The crew returned shortly and we all went down to the Outback Steak House for dinner. I know that sounds lame,
but Amy and I haven't seen a U.S. chain restaurant in like 5 months, so let it slide. It was kind of funny, because
we all ordered dinner and then we agreed to split two appetizers. Well, after the appetizers and the obligatory
bread, none of us was hungry enough to eat dinner.
We ended up carrying three quarters of our total dinner meal home in boxes. I know, I know, we are pretty sad.
Amy and Fran departed immediately for bed, while the Buddy Fred and I sat up and had a night cap and traded
stories. I think I went off to bed around 11 pm
Tuesday, February 21, 2006 - Nassau Yacht Haven, Nassau, New Providence By Tom
Well, suffice it to say the head was tested last evening. So far it looks like we are ok, but I fear the holding
tank is near full, so I will have to find a way of emptying the contents. Trust me, there are no pump outs in the
Bahamas.
I won't say how or why, but I discovered during said sewage removal process that our sewage displacement pump
(SDP) has suffered a critical failure. Shitty death !!! Seriously.

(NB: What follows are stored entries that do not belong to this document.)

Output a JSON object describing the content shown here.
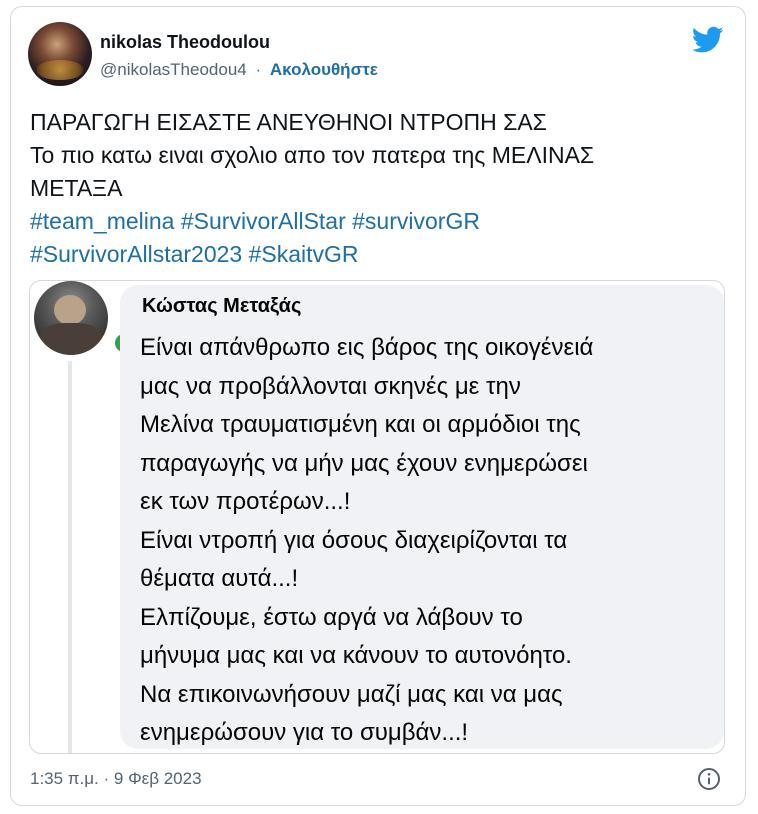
{
  "author": {
    "display_name": "nikolas Theodoulou",
    "handle": "@nikolasTheodou4",
    "separator": "·",
    "follow_label": "Ακολουθήστε",
    "avatar_icon": "profile-photo",
    "logo_icon": "twitter-bird-icon"
  },
  "tweet": {
    "lines": [
      "ΠΑΡΑΓΩΓΗ ΕΙΣΑΣΤΕ ΑΝΕΥΘΗΝΟΙ ΝΤΡΟΠΗ ΣΑΣ",
      "Το πιο κατω ειναι σχολιο απο τον πατερα της ΜΕΛΙΝΑΣ",
      "ΜΕΤΑΞΑ"
    ],
    "hashtags": [
      "#team_melina",
      "#SurvivorAllStar",
      "#survivorGR",
      "#SurvivorAllstar2023",
      "#SkaitvGR"
    ]
  },
  "quoted_comment": {
    "name": "Κώστας Μεταξάς",
    "lines": [
      "Είναι απάνθρωπο εις βάρος της οικογένειά",
      "μας να προβάλλονται σκηνές με την",
      "Μελίνα τραυματισμένη και οι αρμόδιοι της",
      "παραγωγής να μήν μας έχουν ενημερώσει",
      "εκ των προτέρων...!",
      "Είναι ντροπή για όσους διαχειρίζονται τα",
      "θέματα αυτά...!",
      "Ελπίζουμε, έστω αργά να λάβουν το",
      "μήνυμα μας και να κάνουν το αυτονόητο.",
      "Να επικοινωνήσουν μαζί μας και να μας",
      "ενημερώσουν για το συμβάν...!"
    ],
    "online_color": "#31a24c"
  },
  "footer": {
    "timestamp": "1:35 π.μ. · 9 Φεβ 2023",
    "info_icon": "info-icon"
  },
  "colors": {
    "link": "#1d6fa5",
    "twitter_blue": "#1d9bf0",
    "muted": "#536471",
    "border": "#cfd9de",
    "bubble": "#f0f2f5"
  }
}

Our pump is a Whale Gusher model which apparently isn't sold anymore, so I will have to improvise. This head
problem just keeps getting better.
Fortunately, the Buddy Fred and Fran decided to spend the day touring the historic Nassau district, so no one
got killed as I dealt with more sewage problems.
After spending another 3 hours replacing the pump with a spare Milo and I cobbled together, we cleaned up and then
awaited the return of the Buddy Fred and Fran. As a side note, mens sized-large plastic gloves make perfect bio-hazard
containment suits for ferrets. Just in case you needed to know.
It turned out that the Buddy Fred and Fran had eaten a late lunch after Fran drug said Buddy Fred on a 5 hour
walk across all of New Providence, so dinner was abandoned in favor of an extended happy hour. Milo had hoped
we would be having a "Last Supper" for Fran as he was planning to nail her to a cross he had secretly
constructed from several stolen pieces of silver ware in the aft state room. Sorry Lunchbox, put down the Iron Lance.
After Amy and Fran retired for the evening, the Buddy Fred and I had yet another screening of Team
America. We still laughed through the whole movie.
Tomorrow our guests catch the Freedom Bird back to the land of hot water and all things commercial.